Sgardine writesup Bunescu 2007

From Cohen Courses
Revision as of 10:42, 3 September 2010 by WikiAdmin (talk | contribs) (1 revision)
(diff) ← Older revision | Latest revision (diff) | Newer revision → (diff)
Jump to navigationJump to search

This is a review of Bunescu_2007_learning_to_extract_relations_from_the_web_using_minimal_supervision by user:Sgardine.

Summary

Given a set of known named entities, their memberships in a relation R, and a large corpus (e.g. the web) of sentences concerning the entities, we wish to learn a model which can decide whether a given sentence (involving entities e1 and e2) does or does not imply that R(e1,e2). Multiple Instance Learning (MIL) specifically examines the problems of ML when negative examples are assumed to be negative but not all instances in the positive bag are in fact positive. Standard MIL has a large number of small bags; here we have the opposite. Thus we follow previous work and simply train as if all instances in positive bags were positive.

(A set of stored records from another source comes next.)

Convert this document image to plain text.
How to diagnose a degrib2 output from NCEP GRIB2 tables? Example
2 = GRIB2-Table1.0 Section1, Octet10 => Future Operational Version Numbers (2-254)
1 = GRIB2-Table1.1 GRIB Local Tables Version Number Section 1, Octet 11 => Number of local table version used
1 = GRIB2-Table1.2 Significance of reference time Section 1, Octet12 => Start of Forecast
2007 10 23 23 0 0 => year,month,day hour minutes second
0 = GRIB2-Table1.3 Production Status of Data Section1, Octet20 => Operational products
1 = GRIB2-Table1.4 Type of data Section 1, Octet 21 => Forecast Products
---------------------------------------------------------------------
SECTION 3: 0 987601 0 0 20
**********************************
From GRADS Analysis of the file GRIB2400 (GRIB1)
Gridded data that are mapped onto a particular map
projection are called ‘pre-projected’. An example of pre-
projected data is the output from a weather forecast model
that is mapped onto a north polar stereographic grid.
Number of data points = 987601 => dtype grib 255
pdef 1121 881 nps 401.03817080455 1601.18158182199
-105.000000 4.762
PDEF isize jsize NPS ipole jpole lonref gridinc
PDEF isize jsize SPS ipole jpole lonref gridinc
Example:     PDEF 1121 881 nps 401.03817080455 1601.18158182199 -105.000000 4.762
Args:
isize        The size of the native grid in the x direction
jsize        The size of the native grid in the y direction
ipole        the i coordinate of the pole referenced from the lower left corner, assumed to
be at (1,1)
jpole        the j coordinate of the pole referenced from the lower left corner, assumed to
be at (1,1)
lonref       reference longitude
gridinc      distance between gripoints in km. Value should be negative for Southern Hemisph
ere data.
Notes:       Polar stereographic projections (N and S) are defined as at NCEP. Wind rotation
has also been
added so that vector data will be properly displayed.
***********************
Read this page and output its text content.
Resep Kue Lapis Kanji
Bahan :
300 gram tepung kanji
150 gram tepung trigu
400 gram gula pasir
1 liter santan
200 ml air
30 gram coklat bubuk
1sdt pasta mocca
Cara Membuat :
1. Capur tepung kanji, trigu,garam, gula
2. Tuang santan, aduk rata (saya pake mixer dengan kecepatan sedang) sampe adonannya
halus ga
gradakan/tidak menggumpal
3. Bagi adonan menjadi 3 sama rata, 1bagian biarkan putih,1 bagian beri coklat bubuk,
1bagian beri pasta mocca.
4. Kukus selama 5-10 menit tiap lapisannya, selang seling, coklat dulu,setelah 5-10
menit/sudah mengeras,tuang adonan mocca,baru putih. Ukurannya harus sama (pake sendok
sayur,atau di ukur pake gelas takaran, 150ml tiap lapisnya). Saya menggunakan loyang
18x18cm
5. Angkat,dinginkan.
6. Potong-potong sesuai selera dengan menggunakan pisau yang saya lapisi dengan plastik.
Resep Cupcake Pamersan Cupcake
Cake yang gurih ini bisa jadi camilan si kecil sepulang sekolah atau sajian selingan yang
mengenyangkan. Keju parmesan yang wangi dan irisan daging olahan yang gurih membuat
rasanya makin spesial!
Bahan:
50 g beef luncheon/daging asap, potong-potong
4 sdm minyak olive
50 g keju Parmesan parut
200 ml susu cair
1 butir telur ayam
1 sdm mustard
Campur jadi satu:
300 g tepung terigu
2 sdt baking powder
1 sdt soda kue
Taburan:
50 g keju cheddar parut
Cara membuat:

The subsequence kernel from Bunescu_2006_subsequence_kernels_for_relation_extraction is used with a modification for stopwords and punctuation. The kernel is further modified to downweight words which co-occur with the entities rather than with the relation per se. The model outperforms a bag-of-words model; the model performs best with the word-weighted kernel and is competitive with a model that has full access to (expensive) positive/negative labels at the sentence level.

Commentary

I like the idea of trying ML over noisy data and trying to characterize how the noise affects the results.